Safların karşılıklı netleştiği, tarafların göğüs göğüse ve mertçe düşmanını üzerine hücum ettiği yılları gerilerde bırakalı çok ama çok oldu. Osmanlı’nın iç ve dış hainlarin el birliğiyle tarih sahnesinden çekildiği günlerden beri savaşlar da şekil değiştirdi. Aba altından sopa gösterecek gücü olanlar, kendilerine göre sopalık gördüklerini müttefiklik adı altında avuçlarının içinde tutuyor, istedikleri zaman sopanın ucunu gösterip, istedikleri gibi sömürebiliyorlar. Zikretmesi hiç kolay değil ama ne yazık ki, güzel ülkemiz Türkiyemiz de son yıllara kadar müttefik abilerinin sopasıyla dizayn edilen o garip ülkelerden biriydi.
1915 yılında Osmanlı topraklarında gerçekleşen Ermeni Tehciri sırasında yaşanan olaylar, Ermeniler tarafından Tehcir bahanesiyle Türkler bize soykırım yaptı yalanıyla yıllardır bütün dünyaya pazarlanıyor. Türkiye Cumhuriyeti bu yalanlara karşı bütün dünyayla mücadele etmeye çalışıyor ama nafile... Çünkü zaten Türk’e düşman olan batılıların bize hak vermelerini beklemek sadece saflıktır. İşte bizim bu Ermeni Tehciri meselesini yıllardır sömüre sömüre kullanan Amerika’dır. Her 24 Nisan tarihinde Amerika Başkanı’nın ağzına bakarız. Acaba Başkan Ermeni Tehcirinden söz ederken Türkleri soykırımla suçlayacak mı? Yaşananları bir soykırım olarak değerlendirecek mi? Her yıl çekeriz bu şerefsiz sancıyı. Bu yıl da aynı sancıyı çekiyorduk ki, Amerika’da Başkan Soykırım ifadesini kullandı ve böylece biz de müttefik sopalarından birinden daha kurtulduk. Aba altında artık soykırım sopası kalmadı.

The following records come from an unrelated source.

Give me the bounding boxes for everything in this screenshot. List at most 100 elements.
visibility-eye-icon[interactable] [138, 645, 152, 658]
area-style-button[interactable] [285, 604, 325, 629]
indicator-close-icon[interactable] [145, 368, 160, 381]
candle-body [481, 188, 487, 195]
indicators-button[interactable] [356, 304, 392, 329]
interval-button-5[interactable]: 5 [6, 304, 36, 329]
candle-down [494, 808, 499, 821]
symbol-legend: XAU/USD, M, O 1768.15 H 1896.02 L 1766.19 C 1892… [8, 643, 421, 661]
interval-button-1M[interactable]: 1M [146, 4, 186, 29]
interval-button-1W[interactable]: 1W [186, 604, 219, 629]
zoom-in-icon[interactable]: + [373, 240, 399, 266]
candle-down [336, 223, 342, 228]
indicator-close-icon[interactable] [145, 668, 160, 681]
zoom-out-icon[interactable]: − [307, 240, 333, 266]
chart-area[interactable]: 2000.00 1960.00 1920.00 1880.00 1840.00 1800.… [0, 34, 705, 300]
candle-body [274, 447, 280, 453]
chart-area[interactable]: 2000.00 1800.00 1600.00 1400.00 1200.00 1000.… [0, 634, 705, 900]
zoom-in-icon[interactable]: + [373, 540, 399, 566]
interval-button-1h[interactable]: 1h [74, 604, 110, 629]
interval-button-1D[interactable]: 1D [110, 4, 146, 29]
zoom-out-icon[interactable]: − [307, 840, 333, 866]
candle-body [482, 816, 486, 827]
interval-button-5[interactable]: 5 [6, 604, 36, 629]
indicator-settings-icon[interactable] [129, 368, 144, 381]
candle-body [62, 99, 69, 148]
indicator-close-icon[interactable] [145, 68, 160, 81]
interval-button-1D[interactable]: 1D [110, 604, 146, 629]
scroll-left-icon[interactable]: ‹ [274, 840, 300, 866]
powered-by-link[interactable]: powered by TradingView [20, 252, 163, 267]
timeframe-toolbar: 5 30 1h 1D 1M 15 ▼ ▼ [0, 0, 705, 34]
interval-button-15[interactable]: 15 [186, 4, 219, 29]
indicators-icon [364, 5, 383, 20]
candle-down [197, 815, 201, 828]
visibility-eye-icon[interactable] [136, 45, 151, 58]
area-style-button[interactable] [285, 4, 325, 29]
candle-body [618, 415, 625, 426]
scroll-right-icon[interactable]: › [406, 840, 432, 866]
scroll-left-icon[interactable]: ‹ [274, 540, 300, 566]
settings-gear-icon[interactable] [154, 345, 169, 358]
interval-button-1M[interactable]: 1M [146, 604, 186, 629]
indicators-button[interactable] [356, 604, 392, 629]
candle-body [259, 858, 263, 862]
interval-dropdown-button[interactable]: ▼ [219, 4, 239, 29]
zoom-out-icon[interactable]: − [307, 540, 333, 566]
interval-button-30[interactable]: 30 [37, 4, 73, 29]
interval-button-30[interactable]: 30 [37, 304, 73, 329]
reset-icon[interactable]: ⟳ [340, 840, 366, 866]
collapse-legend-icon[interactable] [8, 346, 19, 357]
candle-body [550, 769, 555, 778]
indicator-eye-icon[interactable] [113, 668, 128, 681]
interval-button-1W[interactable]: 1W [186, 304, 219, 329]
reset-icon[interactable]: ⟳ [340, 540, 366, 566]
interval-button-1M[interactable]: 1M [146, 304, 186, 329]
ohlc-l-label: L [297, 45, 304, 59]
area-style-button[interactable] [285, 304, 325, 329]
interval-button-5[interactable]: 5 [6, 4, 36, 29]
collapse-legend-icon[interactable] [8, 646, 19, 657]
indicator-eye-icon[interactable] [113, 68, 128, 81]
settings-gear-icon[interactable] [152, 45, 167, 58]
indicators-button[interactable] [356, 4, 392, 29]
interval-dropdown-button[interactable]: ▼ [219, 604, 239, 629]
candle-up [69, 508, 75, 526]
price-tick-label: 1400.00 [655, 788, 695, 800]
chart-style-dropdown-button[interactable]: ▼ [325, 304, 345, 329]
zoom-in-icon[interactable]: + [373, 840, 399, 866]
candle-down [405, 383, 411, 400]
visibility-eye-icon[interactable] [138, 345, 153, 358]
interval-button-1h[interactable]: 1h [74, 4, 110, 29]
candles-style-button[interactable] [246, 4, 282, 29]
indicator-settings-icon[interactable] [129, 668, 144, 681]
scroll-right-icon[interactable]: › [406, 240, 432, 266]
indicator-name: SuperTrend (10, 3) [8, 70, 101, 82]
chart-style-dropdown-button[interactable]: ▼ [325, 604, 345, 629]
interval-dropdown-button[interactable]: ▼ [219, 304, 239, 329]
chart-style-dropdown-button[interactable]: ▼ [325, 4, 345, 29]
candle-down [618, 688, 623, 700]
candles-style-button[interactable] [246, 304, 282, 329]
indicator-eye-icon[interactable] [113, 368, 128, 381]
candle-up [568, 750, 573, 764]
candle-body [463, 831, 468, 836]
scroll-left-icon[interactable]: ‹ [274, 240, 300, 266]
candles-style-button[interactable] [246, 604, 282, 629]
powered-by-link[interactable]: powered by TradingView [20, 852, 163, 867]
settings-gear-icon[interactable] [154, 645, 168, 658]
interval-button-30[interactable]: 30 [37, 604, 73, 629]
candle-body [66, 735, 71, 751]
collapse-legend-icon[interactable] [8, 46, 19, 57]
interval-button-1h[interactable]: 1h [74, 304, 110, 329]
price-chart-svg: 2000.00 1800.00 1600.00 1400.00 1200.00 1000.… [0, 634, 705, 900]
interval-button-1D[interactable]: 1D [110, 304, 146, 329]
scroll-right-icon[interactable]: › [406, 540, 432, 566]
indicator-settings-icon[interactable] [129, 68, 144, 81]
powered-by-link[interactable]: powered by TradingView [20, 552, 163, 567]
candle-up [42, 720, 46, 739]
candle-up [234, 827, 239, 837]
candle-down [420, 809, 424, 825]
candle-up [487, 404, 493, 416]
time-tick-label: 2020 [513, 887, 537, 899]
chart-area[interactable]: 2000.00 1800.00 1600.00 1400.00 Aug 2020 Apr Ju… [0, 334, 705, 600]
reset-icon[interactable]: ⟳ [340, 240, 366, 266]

Artık 24 Nisan 2022 şimdiden anlamını yitirdi. Başkan ne der desin Ermeni lobiciler ne b.k yer yesin.
Siz kendi ürettiğiniz yalanla dünyayı aldatmaya çalışabilirsiniz ama biz bunu yemeyiz. Biz soykırım yapmış olsaydık HDP Meclis’te olur muydu? Bırakın Meclis’te olmasını bu topraklarda esamesi okunur muydu?
Şimdi varın, taburunuz birden gelin!
Sözü noktalayacak çok güzel cümleler var da kendisini anmadan edemeyeceğim Rahmetli Erbakan Hocamızın güzel ifadesiyle; “Hadi ordan domuzun uşağı sende!”